At that point I put my head in my hands and started laughing, even though the bloke might well have been dead.

We got to the hospital and, as they were wheeling him in, he suddenly came back to life. Like Lazarus, or more accurately like a very drunk man who had simply needed a nap.

They examined him, gave him a clean bill of health, and handed him back to us.

Which left me with the problem of what the fuck I was supposed to do with him.

Not Quite the End

I persuaded the medic and driver to take us to the RUC station. I explained the situation, but they wanted nothing to do with it or him. As far as they were concerned, no offence had been committed. It had all happened on military property.

They suggested calling a taxi to take him home, except the bloke could not say where he lived.

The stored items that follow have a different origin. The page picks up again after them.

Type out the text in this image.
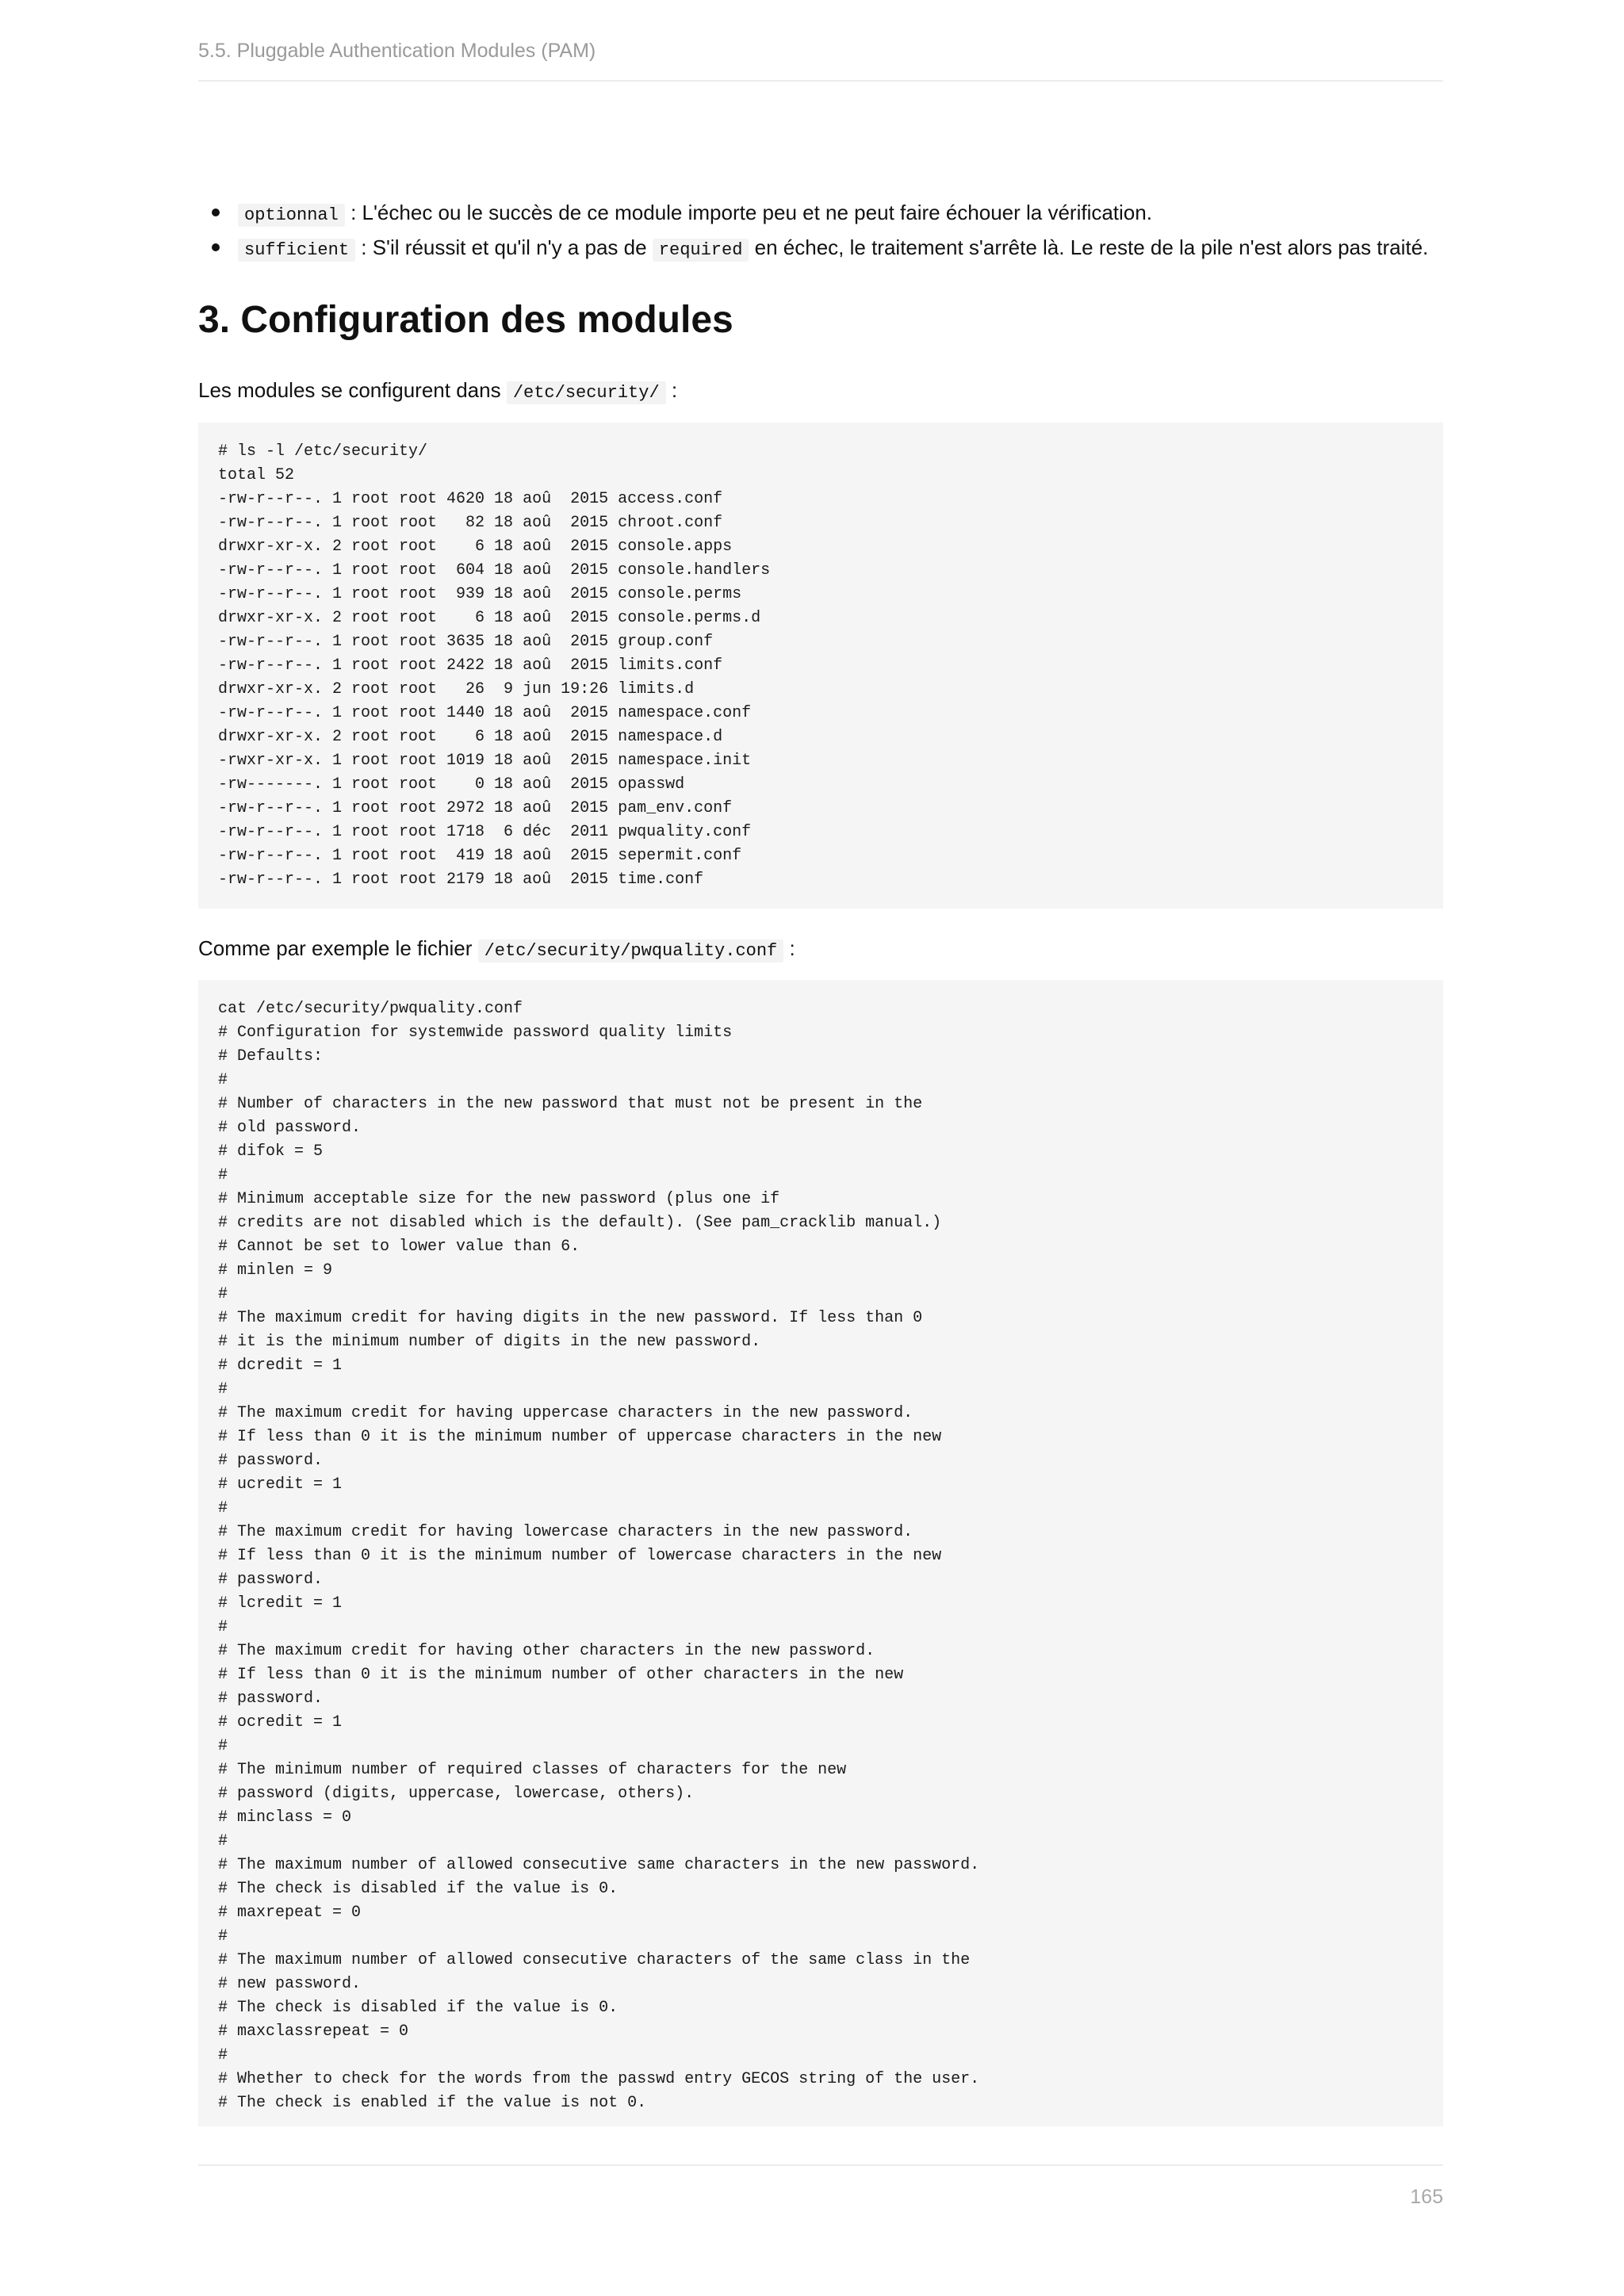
5.5. Pluggable Authentication Modules (PAM)
optionnal : L'échec ou le succès de ce module importe peu et ne peut faire échouer la vérification.
sufficient : S'il réussit et qu'il n'y a pas de required en échec, le traitement s'arrête là. Le reste de la pile n'est alors pas traité.
3. Configuration des modules

Les modules se configurent dans /etc/security/ :

# ls -l /etc/security/
total 52
-rw-r--r--. 1 root root 4620 18 aoû  2015 access.conf
-rw-r--r--. 1 root root   82 18 aoû  2015 chroot.conf
drwxr-xr-x. 2 root root    6 18 aoû  2015 console.apps
-rw-r--r--. 1 root root  604 18 aoû  2015 console.handlers
-rw-r--r--. 1 root root  939 18 aoû  2015 console.perms
drwxr-xr-x. 2 root root    6 18 aoû  2015 console.perms.d
-rw-r--r--. 1 root root 3635 18 aoû  2015 group.conf
-rw-r--r--. 1 root root 2422 18 aoû  2015 limits.conf
drwxr-xr-x. 2 root root   26  9 jun 19:26 limits.d
-rw-r--r--. 1 root root 1440 18 aoû  2015 namespace.conf
drwxr-xr-x. 2 root root    6 18 aoû  2015 namespace.d
-rwxr-xr-x. 1 root root 1019 18 aoû  2015 namespace.init
-rw-------. 1 root root    0 18 aoû  2015 opasswd
-rw-r--r--. 1 root root 2972 18 aoû  2015 pam_env.conf
-rw-r--r--. 1 root root 1718  6 déc  2011 pwquality.conf
-rw-r--r--. 1 root root  419 18 aoû  2015 sepermit.conf
-rw-r--r--. 1 root root 2179 18 aoû  2015 time.conf

Comme par exemple le fichier /etc/security/pwquality.conf :

cat /etc/security/pwquality.conf
# Configuration for systemwide password quality limits
# Defaults:
#
# Number of characters in the new password that must not be present in the
# old password.
# difok = 5
#
# Minimum acceptable size for the new password (plus one if
# credits are not disabled which is the default). (See pam_cracklib manual.)
# Cannot be set to lower value than 6.
# minlen = 9
#
# The maximum credit for having digits in the new password. If less than 0
# it is the minimum number of digits in the new password.
# dcredit = 1
#
# The maximum credit for having uppercase characters in the new password.
# If less than 0 it is the minimum number of uppercase characters in the new
# password.
# ucredit = 1
#
# The maximum credit for having lowercase characters in the new password.
# If less than 0 it is the minimum number of lowercase characters in the new
# password.
# lcredit = 1
#
# The maximum credit for having other characters in the new password.
# If less than 0 it is the minimum number of other characters in the new
# password.
# ocredit = 1
#
# The minimum number of required classes of characters for the new
# password (digits, uppercase, lowercase, others).
# minclass = 0
#
# The maximum number of allowed consecutive same characters in the new password.
# The check is disabled if the value is 0.
# maxrepeat = 0
#
# The maximum number of allowed consecutive characters of the same class in the
# new password.
# The check is disabled if the value is 0.
# maxclassrepeat = 0
#
# Whether to check for the words from the passwd entry GECOS string of the user.
# The check is enabled if the value is not 0.
165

So there I was, standing on the pavement with this drunken fool, when a higher power finally took pity on me and a passing car stopped. The driver rolled down his window and said, “Hey Johnny, what’s the craic?” To cut a long story short, he knew the drunk and offered to take him home.

End of story.

Not quite.

By this point I was mentally and physically exhausted. I was starving and desperate for a pint.

I got back to the Ops Room and waiting for me was the captain.

“I want a report on my desk tomorrow morning at 09.00.”

I spent the next few hours taking witness statements and typing up the report. I used gallons of Tipp-Ex as the mistakes piled up.

I finally got to bed, still starving, just before dawn.

I took the report to the captain’s office at 09.00 and was told he was having the day off.

Did I mention he was a bit of a twat?